Wenn ihr beten wollt und ihr habt einem anderen etwas vorzuwerfen, dann vergebt ihm, damit auch euer Vater im Himmel euch eure Verfehlungen vergibt.
Markus 11,25 (E)
Eine liebe Kollegin, deren Beiträge ich sehr schätze, schrieb mir auf die Anfrage, ob sie den Monatsspruch im Februar übernehmen könne:
„... der Text geht gar nicht an mich.“ Ich spürte, an mich geht das Jesuswort ganz direkt.
Wie geht es Ihnen, wenn Sie beim „Vater unser“ beten: „... und vergib uns unser Schuld, wie auch wir vergeben unseren Schuldigern“?
Bei jedem Gebet kommt mir ein bestimmter Mensch in den Sinn, dem ich nicht vergeben kann. Sie oder er hat mich ziemlich „über den Tisch gezogen“ und dabei nachhaltig vieles - auch in unserer Familie - durcheinandergebracht. Das hatte nichts mit Gesundheit, Ehe oder dem sehr Privaten zu tun. Nur eben damit, dass ich es nicht fertigbringe, diesem Menschen zu vergeben. Und dass ich als Pfarrer Sonntag für Sonntag anderen Vergebung zuspreche. Wie geht das zusammen?

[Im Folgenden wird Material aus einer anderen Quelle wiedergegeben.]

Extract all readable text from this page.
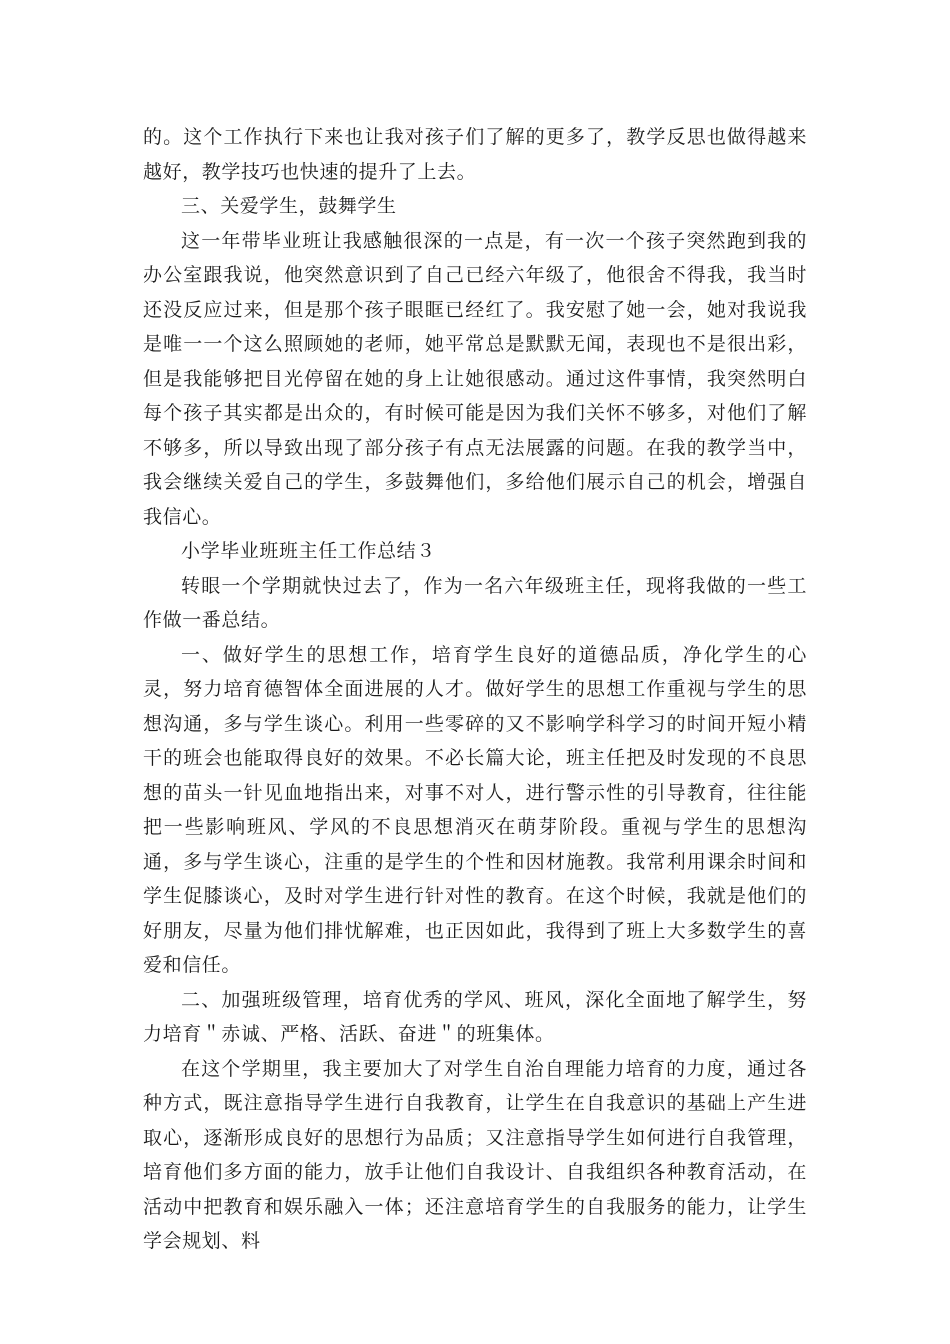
的。这个工作执行下来也让我对孩子们了解的更多了，教学反思也做得越来越好，教学技巧也快速的提升了上去。

三、关爱学生，鼓舞学生

这一年带毕业班让我感触很深的一点是，有一次一个孩子突然跑到我的办公室跟我说，他突然意识到了自己已经六年级了，他很舍不得我，我当时还没反应过来，但是那个孩子眼眶已经红了。我安慰了她一会，她对我说我是唯一一个这么照顾她的老师，她平常总是默默无闻，表现也不是很出彩，但是我能够把目光停留在她的身上让她很感动。通过这件事情，我突然明白每个孩子其实都是出众的，有时候可能是因为我们关怀不够多，对他们了解不够多，所以导致出现了部分孩子有点无法展露的问题。在我的教学当中，我会继续关爱自己的学生，多鼓舞他们，多给他们展示自己的机会，增强自我信心。

小学毕业班班主任工作总结３

转眼一个学期就快过去了，作为一名六年级班主任，现将我做的一些工作做一番总结。

一、做好学生的思想工作，培育学生良好的道德品质，净化学生的心灵，努力培育德智体全面进展的人才。做好学生的思想工作重视与学生的思想沟通，多与学生谈心。利用一些零碎的又不影响学科学习的时间开短小精干的班会也能取得良好的效果。不必长篇大论，班主任把及时发现的不良思想的苗头一针见血地指出来，对事不对人，进行警示性的引导教育，往往能把一些影响班风、学风的不良思想消灭在萌芽阶段。重视与学生的思想沟通，多与学生谈心，注重的是学生的个性和因材施教。我常利用课余时间和学生促膝谈心，及时对学生进行针对性的教育。在这个时候，我就是他们的好朋友，尽量为他们排忧解难，也正因如此，我得到了班上大多数学生的喜爱和信任。

二、加强班级管理，培育优秀的学风、班风，深化全面地了解学生，努力培育＂赤诚、严格、活跃、奋进＂的班集体。

在这个学期里，我主要加大了对学生自治自理能力培育的力度，通过各种方式，既注意指导学生进行自我教育，让学生在自我意识的基础上产生进取心，逐渐形成良好的思想行为品质；又注意指导学生如何进行自我管理，培育他们多方面的能力，放手让他们自我设计、自我组织各种教育活动，在活动中把教育和娱乐融入一体；还注意培育学生的自我服务的能力，让学生学会规划、料
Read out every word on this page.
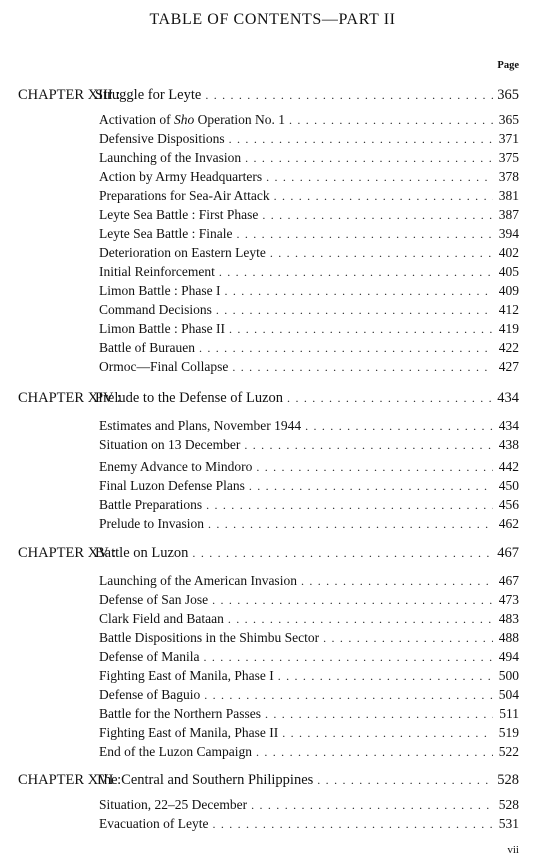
TABLE OF CONTENTS—PART II
Page
CHAPTER XIII :
Struggle for Leyte . . .	365
Activation of Sho Operation No. 1 . . .	365
Defensive Dispositions . . .	371
Launching of the Invasion . . .	375
Action by Army Headquarters . . .	378
Preparations for Sea-Air Attack . . .	381
Leyte Sea Battle : First Phase . . .	387
Leyte Sea Battle : Finale . . .	394
Deterioration on Eastern Leyte . . .	402
Initial Reinforcement . . .	405
Limon Battle : Phase I . . .	409
Command Decisions . . .	412
Limon Battle : Phase II . . .	419
Battle of Burauen . . .	422
Ormoc—Final Collapse . . .	427
CHAPTER XIV :
Prelude to the Defense of Luzon . . .	434
Estimates and Plans, November 1944 . . .	434
Situation on 13 December . . .	438
Enemy Advance to Mindoro . . .	442
Final Luzon Defense Plans . . .	450
Battle Preparations . . .	456
Prelude to Invasion . . .	462
CHAPTER XV :
Battle on Luzon . . .	467
Launching of the American Invasion . . .	467
Defense of San Jose . . .	473
Clark Field and Bataan . . .	483
Battle Dispositions in the Shimbu Sector . . .	488
Defense of Manila . . .	494
Fighting East of Manila, Phase I . . .	500
Defense of Baguio . . .	504
Battle for the Northern Passes . . .	511
Fighting East of Manila, Phase II . . .	519
End of the Luzon Campaign . . .	522
CHAPTER XVI :
The Central and Southern Philippines . . .	528
Situation, 22–25 December . . .	528
Evacuation of Leyte . . .	531
vii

Ich frage Sie, an wen denken Sie, wenn Sie beten: „... wie auch wir vergeben unseren Schuldigern“? Verstecken Sie sich hinter dem „wir“?
Noch konkreter gefragt: Wenn Sie beten würden: „Vergib mir meine Schuld, wie auch ich vergebe der oder jenem.“ Welcher Name würde sich Ihnen aufdrängen?
Der japanische Theologe Kazoh Kitamori schreibt: „Vergeben heißt vergessen. ,Vergeben kann ich wohl, aber nicht vergessen‘ - dieses ist keine wirkliche Vergebung. Solange wir uns daran erinnern, wie bitter es uns ankam, dem anderen seinen Fehler zu vergeben, und solange wir immer wieder davon reden, so lange ist dies keine wirkliche Vergebung. Dann kann auch der, der die Vergebung empfing, den Frieden nicht wirklich genießen.“ (Theologie des Schmerzes Gottes, S. 37)
Und Albert Schweitzer predigt: „Fassen wir es so: Du sollst dich nicht alsbald gegen jedes Übel, das dir angetan wird, zur Wehr setzen; sondern erziehe dich, dass du Verleumdung, Lüge, Intrige, Schädigung, die gegen dich angehen, als etwas hinnimmst, das kommen muss. Arbeite innerlich an dir, dass du über dies alles hinauskommst. Lerne das große Vergeben der Nichtbeachtung. Bei der Ungerechtigkeit, die dir begegnet, liegt 50 Prozent an den Umständen, 25 Prozent an der Unwissenheit und Gedankenlosigkeit der Menschen und nur 25 an wirklicher Böswilligkeit.
Und du selber bist mit verstrickt in gleiche Schädigung der Existenz der anderen Menschen. Bedenke nur eines: Was redest du ungeprüft nach, was man Törichtes und Übles gegen einen Menschen vorbringt! Ziehe ab, was die Umstände an der Ungerechtigkeit und Härte, die dir begegnen, teilhaben; ziehe ab, was die Menschen in Gedankenlosigkeit dir schaden, wie du den andern schadest... Was bleibt noch, worüber du dich empören darfst?“ (Was sollen wir tun? - 12 Predigten zu ethischen Problemen, Lambert Schneider Verlag, Heidelberg, 1986, S. 71f)
Die Gedanken höre ich wohl, verstehe ihre schmerzliche Tiefe. Und doch - es bleibt eine Wunde, die einfach nicht heilen will. Ich weiß, das geht mich direkt an. Und ich meine, ich sei damit nicht allein. Und ich spüre, ich bin lange damit noch nicht fertig.
Ich habe Yad Vashem in Jerusalem besucht, viele Soldatenfriedhöfe weltweit, war mit Schülern in Bergen-Belsen, Theresienstadt oder Lidice, hatte über 700 Verstorbene zu bestatten und habe dabei versucht, Gräber und Gräben zu schließen. Konnte eine ganze Reihe von Geschiedenen mit neuen Partnerinnen und Partnern glücklich wieder trauen.
Und kann dem einen Menschen nicht vergeben.
Vergebung muss echt sein, muss Mark und Bein haben, muss Traum und Tag umfassen. Die Seele lässt sich nicht umpolen. Ich bin kein Automat. Der „reset“ funktioniert nicht, bislang auch kein „update“.
Wie geht es Ihnen?
Vielleicht bleibt am Ende die bescheidene, unbeholfene, ehrliche Bitte: Vergib mir, dass ich nicht vergeben konnte?